Les diverses situations donnant droit en tout ou en partie aux
émoluments prévus à l'article 4 sont définies par les articles 10 à
18 suivants.
NOTA : décret 2002-22 (modifié par décret 2002-1002) art. 24
:
L'entrée en vigueur du décret 2002-22 prendra effet, à titre
dérogatoire, le 1er septembre 2003 pour les établissements situés
sur le territoire des Etats-unis d'Amérique.
La présence au poste est la situation de l'expatrié qui, affecté
dans un établissement situé dans un pays étranger, occupe
effectivement son poste à plein temps, y compris les décharges de
service légales ou réglementaires. Elle est constatée par le chef de
poste diplomatique ou consulaire.
Le droit à la totalité des émoluments à l'étranger est acquis à
l'agent pendant la durée de sa présence au poste. Cette durée se
mesure du jour inclus de l'arrivée de l'agent au poste jusqu'au jour
inclus de la cessation du service.
Lors du changement de titulaire d'un poste ou d'un emploi,
l'agent partant ne peut continuer à percevoir la totalité des
émoluments en même temps que le nouveau titulaire du poste ou de
l'emploi que pendant la durée maximale de douze jours consécutifs.

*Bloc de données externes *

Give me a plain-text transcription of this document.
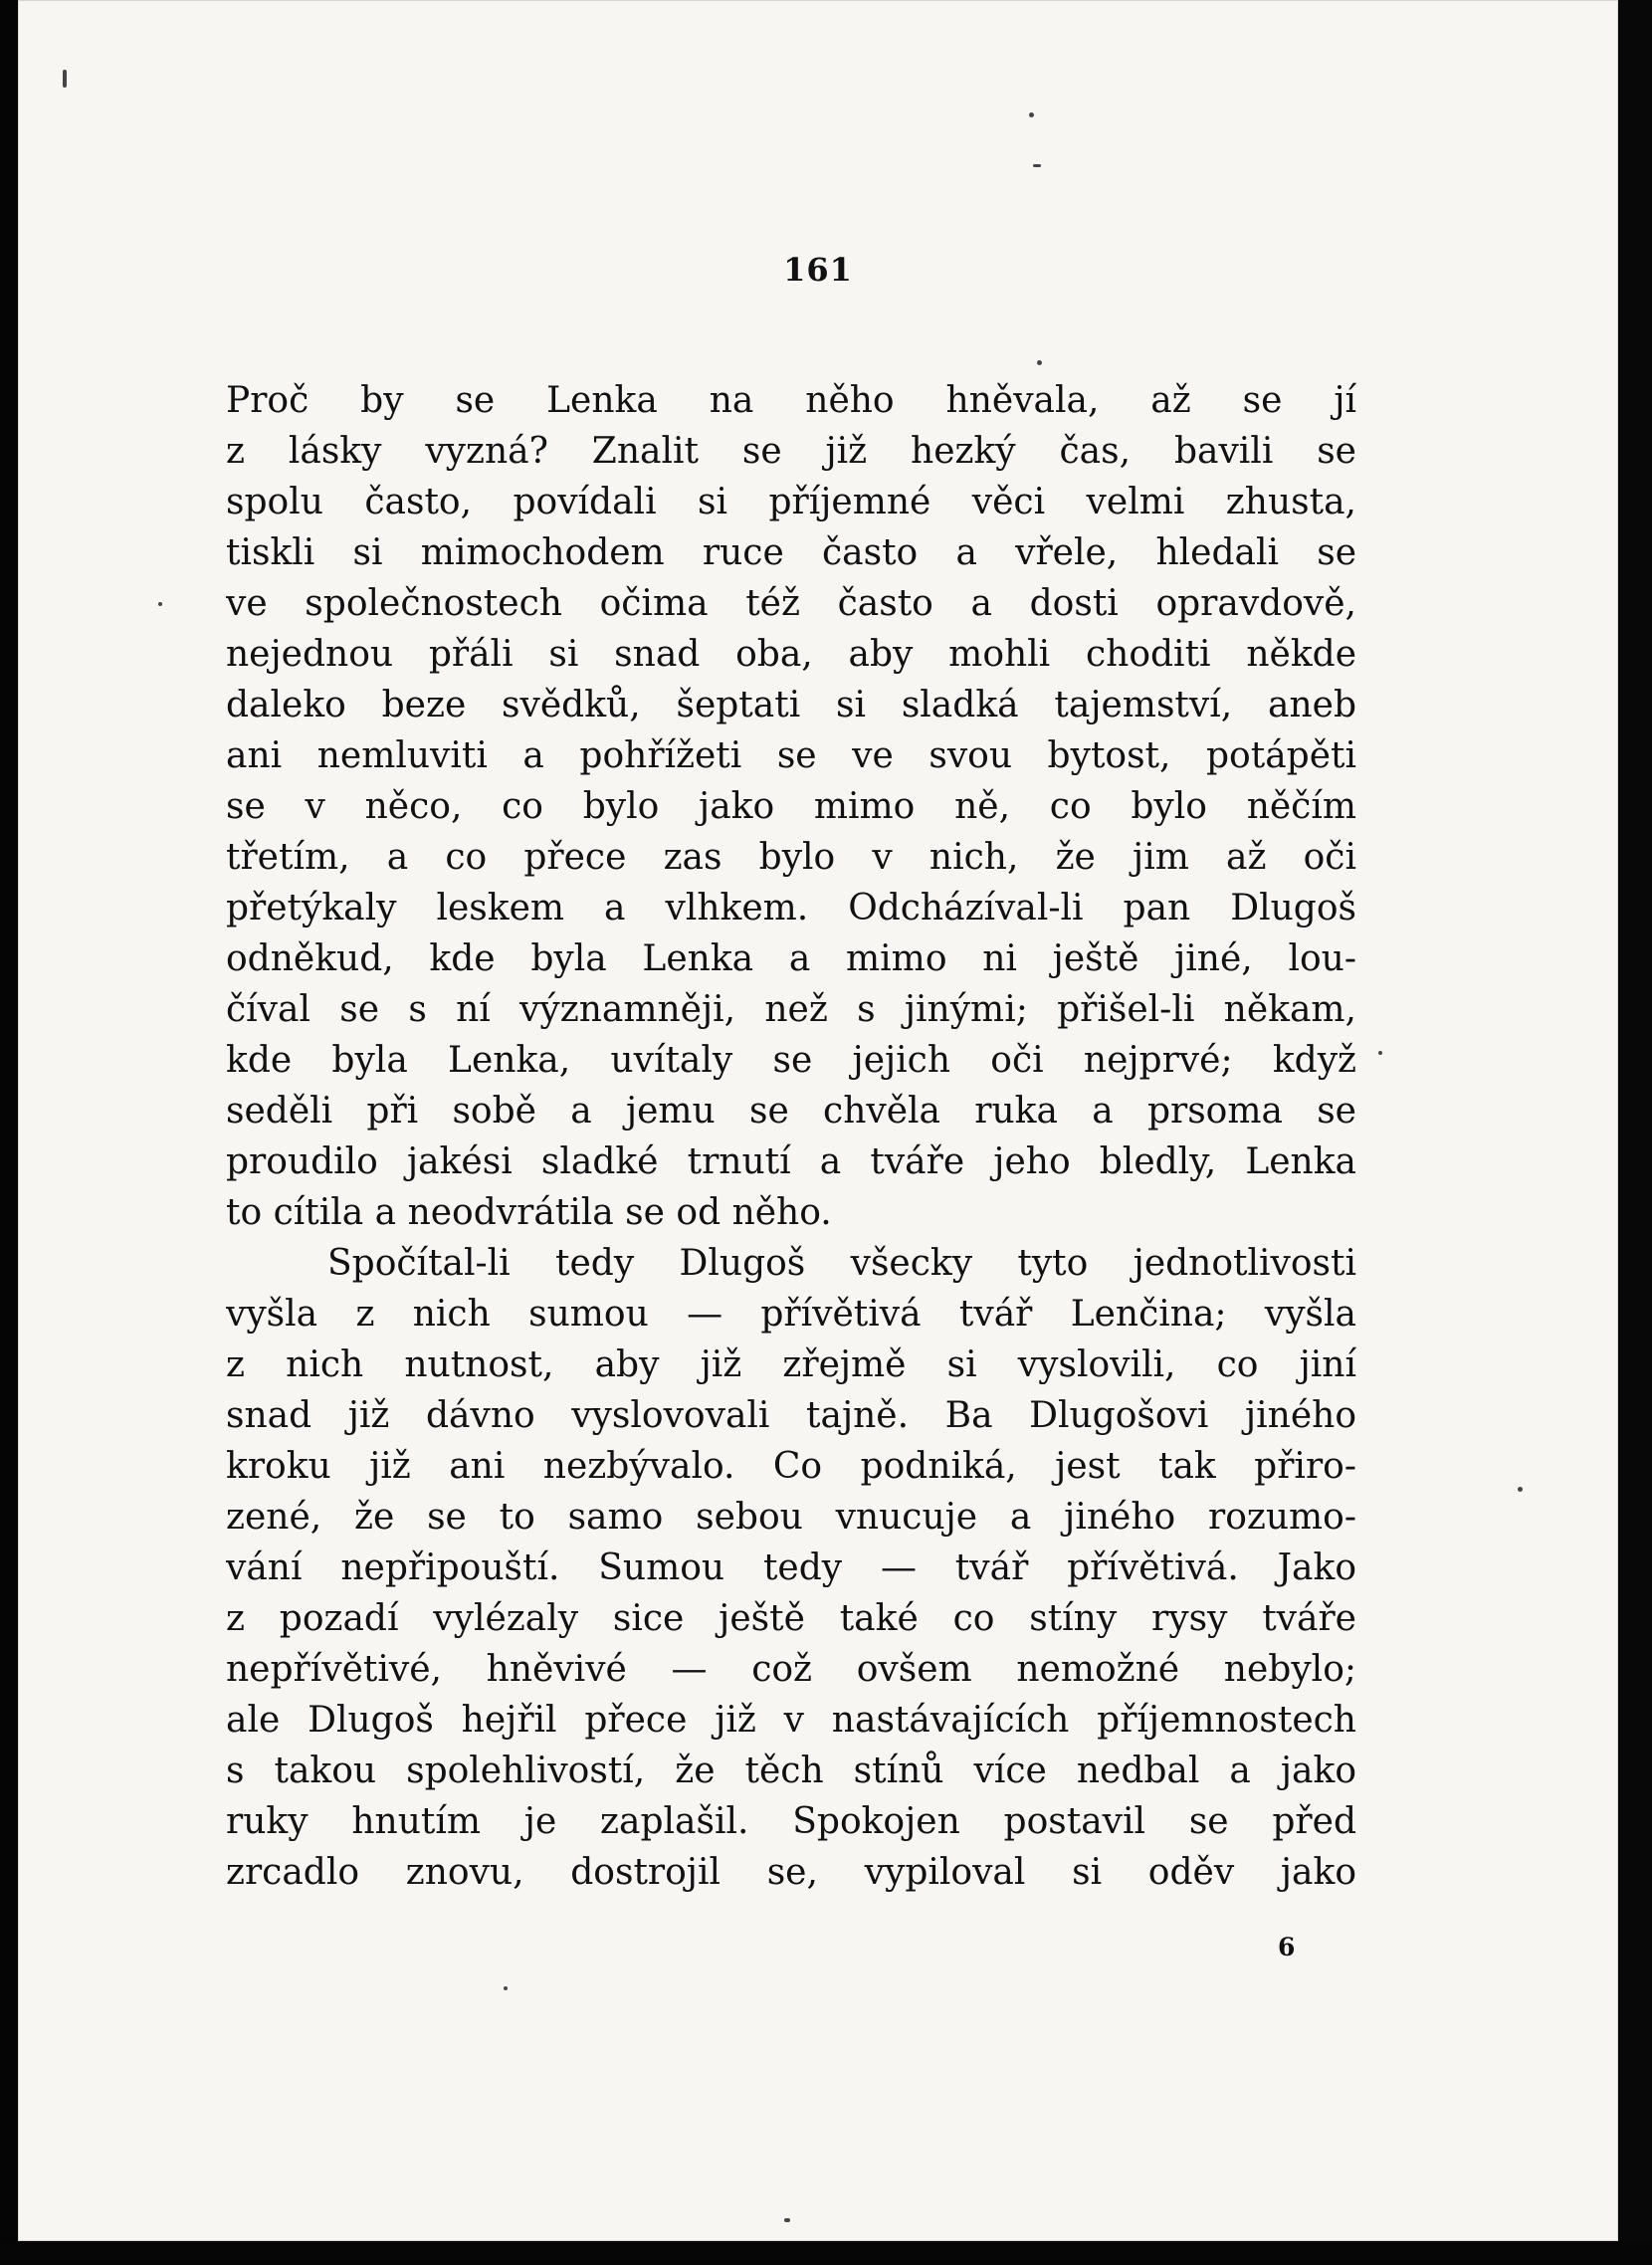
161
Proč by se Lenka na něho hněvala, až se jí
z lásky vyzná? Znalit se již hezký čas, bavili se
spolu často, povídali si příjemné věci velmi zhusta,
tiskli si mimochodem ruce často a vřele, hledali se
ve společnostech očima též často a dosti opravdově,
nejednou přáli si snad oba, aby mohli choditi někde
daleko beze svědků, šeptati si sladká tajemství, aneb
ani nemluviti a pohřížeti se ve svou bytost, potápěti
se v něco, co bylo jako mimo ně, co bylo něčím
třetím, a co přece zas bylo v nich, že jim až oči
přetýkaly leskem a vlhkem. Odcházíval-li pan Dlugoš
odněkud, kde byla Lenka a mimo ni ještě jiné, lou-
číval se s ní významněji, než s jinými; přišel-li někam,
kde byla Lenka, uvítaly se jejich oči nejprvé; když
seděli při sobě a jemu se chvěla ruka a prsoma se
proudilo jakési sladké trnutí a tváře jeho bledly, Lenka
to cítila a neodvrátila se od něho.
Spočítal-li tedy Dlugoš všecky tyto jednotlivosti
vyšla z nich sumou — přívětivá tvář Lenčina; vyšla
z nich nutnost, aby již zřejmě si vyslovili, co jiní
snad již dávno vyslovovali tajně. Ba Dlugošovi jiného
kroku již ani nezbývalo. Co podniká, jest tak přiro-
zené, že se to samo sebou vnucuje a jiného rozumo-
vání nepřipouští. Sumou tedy — tvář přívětivá. Jako
z pozadí vylézaly sice ještě také co stíny rysy tváře
nepřívětivé, hněvivé — což ovšem nemožné nebylo;
ale Dlugoš hejřil přece již v nastávajících příjemnostech
s takou spolehlivostí, že těch stínů více nedbal a jako
ruky hnutím je zaplašil. Spokojen postavil se před
zrcadlo znovu, dostrojil se, vypiloval si oděv jako
6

NOTA : décret 2002-22 (modifié par décret 2002-1002) art. 24
:
L'entrée en vigueur du décret 2002-22 prendra effet, à titre
dérogatoire, le 1er septembre 2003 pour les établissements situés
sur le territoire des Etats-unis d'Amérique.
L'instance d'affectation, dont la durée maximale est de soixante
jours, est la situation dans laquelle se trouve l'expatrié qui,
n'étant plus présent au poste et ayant épuisé ses droits à congé,
n'a pas encore pris son service à la suite d'une nouvelle décision
d'affectation. Dans le cas d'une première affectation à l'étranger,
l'agent est placé en instance d'affectation à compter de la date
d'effet de la décision d'affectation.
La durée de l'instance d'affectation pourra, pour les nécessités
du service, être prolongée par décision du directeur de l'agence.

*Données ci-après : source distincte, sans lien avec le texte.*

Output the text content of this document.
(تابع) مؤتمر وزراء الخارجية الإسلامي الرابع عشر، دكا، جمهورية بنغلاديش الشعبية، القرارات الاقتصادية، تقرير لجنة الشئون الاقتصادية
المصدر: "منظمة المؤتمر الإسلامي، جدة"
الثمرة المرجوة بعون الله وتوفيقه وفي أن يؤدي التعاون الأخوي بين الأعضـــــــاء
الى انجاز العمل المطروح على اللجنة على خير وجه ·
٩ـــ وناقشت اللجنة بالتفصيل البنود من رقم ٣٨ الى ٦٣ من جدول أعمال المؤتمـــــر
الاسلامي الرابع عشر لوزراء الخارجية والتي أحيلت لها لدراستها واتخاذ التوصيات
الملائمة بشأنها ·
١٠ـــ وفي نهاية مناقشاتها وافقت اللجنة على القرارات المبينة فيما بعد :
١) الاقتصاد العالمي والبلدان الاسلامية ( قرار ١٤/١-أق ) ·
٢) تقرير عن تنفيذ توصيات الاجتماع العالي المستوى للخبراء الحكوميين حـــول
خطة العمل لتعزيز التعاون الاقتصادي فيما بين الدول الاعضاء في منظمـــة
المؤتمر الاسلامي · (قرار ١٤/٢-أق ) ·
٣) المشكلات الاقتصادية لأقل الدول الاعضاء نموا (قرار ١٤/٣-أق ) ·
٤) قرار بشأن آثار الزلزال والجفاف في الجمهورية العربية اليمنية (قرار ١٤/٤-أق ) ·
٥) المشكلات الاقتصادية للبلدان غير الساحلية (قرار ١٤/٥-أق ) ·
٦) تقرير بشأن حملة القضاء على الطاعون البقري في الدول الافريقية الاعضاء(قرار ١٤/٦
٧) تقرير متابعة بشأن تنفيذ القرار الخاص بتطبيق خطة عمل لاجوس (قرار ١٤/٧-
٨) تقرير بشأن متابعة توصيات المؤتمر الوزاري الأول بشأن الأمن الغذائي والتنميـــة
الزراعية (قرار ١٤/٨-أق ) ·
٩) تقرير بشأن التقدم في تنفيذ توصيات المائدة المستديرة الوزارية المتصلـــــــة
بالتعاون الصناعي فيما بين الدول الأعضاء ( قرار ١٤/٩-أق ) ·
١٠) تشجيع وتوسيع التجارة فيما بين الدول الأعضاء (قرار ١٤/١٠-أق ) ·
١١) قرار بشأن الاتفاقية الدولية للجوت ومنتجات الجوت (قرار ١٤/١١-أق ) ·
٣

Dans cette situation, l'agent expatrié perçoit les émoluments
prévus à l'article 4 (A, a, b, c et e), augmentés du montant de
l'indemnité de résidence applicable aux personnels de même indice
hiérarchique en service en France, zone 1, prévue par le décret du
24 octobre 1985 susvisé.
NOTA : décret 2002-22 (modifié par décret 2002-1002) art. 24
:
L'entrée en vigueur du décret 2002-22 prendra effet, à titre
dérogatoire, le 1er septembre 2003 pour les établissements situés
sur le territoire des Etats-unis d'Amérique.
L'appel par ordre est la situation de l'agent expatrié qui,
affecté dans un établissement situé dans un pays étranger, est
appelé en France par décision du directeur de l'agence.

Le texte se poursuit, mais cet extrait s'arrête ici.